« Il bouge encore » de Jennifer Murzeau

9782221145739

« Trop de rituels. Vautré sur un banc, face aux murs d’une école, le coccyx malmené par la dureté du bois, les jambes écartées et le regard flou, Antoine les a énumérés. Puis il les a trouvés suspects. Trop nombreux, donc suspects. Il s’est dit qu’ils avaient lissé sa vie, qu’il avait laissé son existence s’aplatir sous leur poids. Ils ont décapité les reliefs, comblé les aspérités, ils lui ont fait une petite vie, ces rituels, toute petite et prévisible. Sans le fard du travail, elle lui est apparue, elle est venue le frapper au visage, sa vie, lui serrer la gorge. »

Par un matin ensoleillé, Antoine est licencié. Le choc est brutal. Son couple tangue, ses certitudes s’effondrent, son ego vacille. Mais à mesure qu’il se libère de ses habitudes, d’une consommation vengeresse et de l’agitation stérile qui l’avaient mû jusque-là, la vérité se fait jour.

Il bouge encore raconte cette odyssée sédentaire qui lui rend la vue.
Jennifer Murzeau analyse la dérive d’un homme et le naufrage d’un couple de façon crue et chirurgicale. Elle dresse le tableau d’une époque ou la réflexion et les questionnements sont des actes de résistance.

Editions : Robert Laffont  ♦ Date de parution : 21 août 2014 ♦ Nombre de page : 270 p. ♦ Prix : 18,50€

Avant tout, je remercie Vendredi Lecture et les éditions Robert Laffont pour l’envoi de ce roman qui, pour moi, est une réussite.

Le monde dépeint par Jennifer Murzeau, celui de l’entreprise, m’est totalement étranger : même si j’ai déjà travaillé, je suis encore étudiante. Et pourtant, ce livre m’a touché. Jennifer Murzeau nous montre l’incidence du travail dans notre vie et cela nous concerne tous. En même temps, l’auteur dissèque au scalpel, incise, autopsie un couple fondé sur de mauvaises raisons : les besoins d’ascension, de beaux appartements et de belles voitures, le désir d’un homme « successfull ». Au final, c’est un couple fondé sur de faux-semblants qui nous est présenté.

Ce tableau brut, cinglant mais intelligent, nous offre le portrait de notre époque et plus encore des êtres que nous sommes et du dictat ambiant de la performance sociale. L’entreprise y est dépeinte. En tout cas un certain genre d’entreprise : celle qui peut broyer ses salariés avec un seul mot. On ressent alors toute la honte que peut éprouver un Homme suite à son licenciement. On vit l’abattement, la peur du regard des autres, de ne pas réussir à boucler ses fins de mois et de ne pas retrouver du travail.

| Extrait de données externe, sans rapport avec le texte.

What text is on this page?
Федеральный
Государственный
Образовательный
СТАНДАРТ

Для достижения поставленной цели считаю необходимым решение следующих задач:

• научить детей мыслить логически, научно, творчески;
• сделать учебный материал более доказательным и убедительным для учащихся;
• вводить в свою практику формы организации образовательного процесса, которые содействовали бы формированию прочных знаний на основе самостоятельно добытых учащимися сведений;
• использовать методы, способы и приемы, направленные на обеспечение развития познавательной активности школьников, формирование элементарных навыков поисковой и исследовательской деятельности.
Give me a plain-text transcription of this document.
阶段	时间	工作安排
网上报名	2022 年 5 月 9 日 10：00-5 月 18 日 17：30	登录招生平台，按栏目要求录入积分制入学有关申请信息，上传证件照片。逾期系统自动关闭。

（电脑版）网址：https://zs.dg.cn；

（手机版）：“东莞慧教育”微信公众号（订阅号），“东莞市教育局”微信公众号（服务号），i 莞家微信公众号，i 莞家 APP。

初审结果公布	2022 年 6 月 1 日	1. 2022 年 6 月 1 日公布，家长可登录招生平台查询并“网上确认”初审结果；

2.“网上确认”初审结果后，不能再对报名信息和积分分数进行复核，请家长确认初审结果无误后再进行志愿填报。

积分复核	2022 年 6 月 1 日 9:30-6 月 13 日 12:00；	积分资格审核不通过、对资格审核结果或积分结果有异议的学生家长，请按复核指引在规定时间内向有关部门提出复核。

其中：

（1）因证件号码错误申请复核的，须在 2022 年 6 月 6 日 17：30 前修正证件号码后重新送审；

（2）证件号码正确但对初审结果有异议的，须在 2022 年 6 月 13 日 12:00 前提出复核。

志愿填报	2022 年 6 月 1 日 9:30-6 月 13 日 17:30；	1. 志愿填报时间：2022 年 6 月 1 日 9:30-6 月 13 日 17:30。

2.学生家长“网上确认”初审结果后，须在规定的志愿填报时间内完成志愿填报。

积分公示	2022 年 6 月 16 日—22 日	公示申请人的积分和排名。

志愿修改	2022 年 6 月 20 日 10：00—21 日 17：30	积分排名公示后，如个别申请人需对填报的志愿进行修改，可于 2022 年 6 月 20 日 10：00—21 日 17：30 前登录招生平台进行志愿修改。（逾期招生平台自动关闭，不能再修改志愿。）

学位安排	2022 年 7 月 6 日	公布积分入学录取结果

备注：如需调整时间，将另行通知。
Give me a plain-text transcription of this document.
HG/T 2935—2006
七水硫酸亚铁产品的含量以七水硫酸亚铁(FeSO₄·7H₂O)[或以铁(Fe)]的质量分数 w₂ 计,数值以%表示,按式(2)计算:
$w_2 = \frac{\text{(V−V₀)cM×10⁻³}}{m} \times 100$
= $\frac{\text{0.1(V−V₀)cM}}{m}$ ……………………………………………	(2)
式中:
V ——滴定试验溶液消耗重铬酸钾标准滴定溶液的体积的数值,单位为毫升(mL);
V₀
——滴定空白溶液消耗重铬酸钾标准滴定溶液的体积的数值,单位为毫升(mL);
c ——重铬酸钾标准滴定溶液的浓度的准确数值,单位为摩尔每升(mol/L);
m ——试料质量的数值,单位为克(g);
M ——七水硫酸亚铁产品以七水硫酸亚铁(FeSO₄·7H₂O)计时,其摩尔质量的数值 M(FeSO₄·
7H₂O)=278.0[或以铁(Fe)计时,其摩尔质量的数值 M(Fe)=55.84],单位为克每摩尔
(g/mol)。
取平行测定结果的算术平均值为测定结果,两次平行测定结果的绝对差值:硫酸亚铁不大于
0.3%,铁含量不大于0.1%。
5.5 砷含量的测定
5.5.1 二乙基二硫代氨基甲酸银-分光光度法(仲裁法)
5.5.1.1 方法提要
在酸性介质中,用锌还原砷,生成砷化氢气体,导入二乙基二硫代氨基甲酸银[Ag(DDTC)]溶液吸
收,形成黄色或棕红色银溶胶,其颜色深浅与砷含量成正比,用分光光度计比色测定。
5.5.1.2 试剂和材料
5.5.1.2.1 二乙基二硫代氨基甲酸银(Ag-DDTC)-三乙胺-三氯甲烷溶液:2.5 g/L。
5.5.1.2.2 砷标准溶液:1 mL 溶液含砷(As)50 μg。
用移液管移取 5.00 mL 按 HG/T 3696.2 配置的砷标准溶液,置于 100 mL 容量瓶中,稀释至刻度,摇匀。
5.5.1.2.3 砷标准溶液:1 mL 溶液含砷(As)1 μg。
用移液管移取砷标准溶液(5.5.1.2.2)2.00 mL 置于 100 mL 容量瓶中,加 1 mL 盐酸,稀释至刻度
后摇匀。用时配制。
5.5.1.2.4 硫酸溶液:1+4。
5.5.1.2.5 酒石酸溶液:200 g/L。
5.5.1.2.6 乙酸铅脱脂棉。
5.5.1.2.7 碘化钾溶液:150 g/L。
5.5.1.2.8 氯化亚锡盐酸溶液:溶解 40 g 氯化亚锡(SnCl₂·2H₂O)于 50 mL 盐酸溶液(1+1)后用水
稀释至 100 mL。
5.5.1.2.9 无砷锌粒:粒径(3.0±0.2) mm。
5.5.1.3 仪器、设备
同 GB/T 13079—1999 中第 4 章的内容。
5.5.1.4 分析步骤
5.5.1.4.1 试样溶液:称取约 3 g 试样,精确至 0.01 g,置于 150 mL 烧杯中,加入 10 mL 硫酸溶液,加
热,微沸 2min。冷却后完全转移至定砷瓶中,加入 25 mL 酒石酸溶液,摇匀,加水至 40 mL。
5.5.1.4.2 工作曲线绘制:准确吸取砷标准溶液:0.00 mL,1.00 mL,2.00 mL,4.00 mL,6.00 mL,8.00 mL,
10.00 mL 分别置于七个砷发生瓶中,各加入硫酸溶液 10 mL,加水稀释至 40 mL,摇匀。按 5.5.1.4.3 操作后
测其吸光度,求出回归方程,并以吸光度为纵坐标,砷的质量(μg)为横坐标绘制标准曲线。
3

Jennifer Murzeau nous entraîne dans un gouffre, dans la terreur que l’on peut ressentir en se retrouvant sans travail. Cependant, pour le personnage principal, un jeune cadre dynamique, le licenciement engendre une prise de conscience ; prise de conscience de la superficialité de ses relations amicales, de sa relation amoureuse, de ses ambitions, mais aussi de la société de laquelle il évolue.

Antoine, une fois sorti de son été léthargique, évolue donc. Il se questionne et devient capable de prendre des décisions personnelles. Il se rend compte qu’il a longtemps été un bon petit soldat, qui ne se posait pas de question quant à la cruauté et à l’égoïsme avec lequel il atteignait les objectifs de l’entreprise. Il prend conscience que sa situation ne le satisfait pas autant qu’il le croyait. Mélanie, au contraire, reste bloquée sur son objectif, sur le mythe de son homme « successfull » et sur son désir d’enfant alors qu’Antoine souhaite encore attendre. Fatalement, Mélanie n’est plus satisfaite des aspirations d’Antoine…

L’auteur emploie des mots très durs, très cinglants. On lit les pensées d’Antoine, ses états d’âme mais ensuite c’est au tour de Mélanie de parler, de nous confier sa vision des choses. Les mots sont vraiment durs, blessants. On sent l’amour s’effriter (si amour il y a eu), la haine monter. La violence des échanges se mêle à la retenue du couple. Décidément, ils n’ont rien en commun.

On pourrait rire du côté caricatural des personnages, de l’entreprise telle qu’elle nous est présentée. Mais sont-ils vraiment des caricatures ?

En conclusion, pour moi ce roman est une réussite. Je ne comprends pas pourquoi on n’en entend pas plus parler. Ce livre n’est certes pas joyeux, mais il est un parfait tableau de notre société contemporaine et à tout d’un grand roman.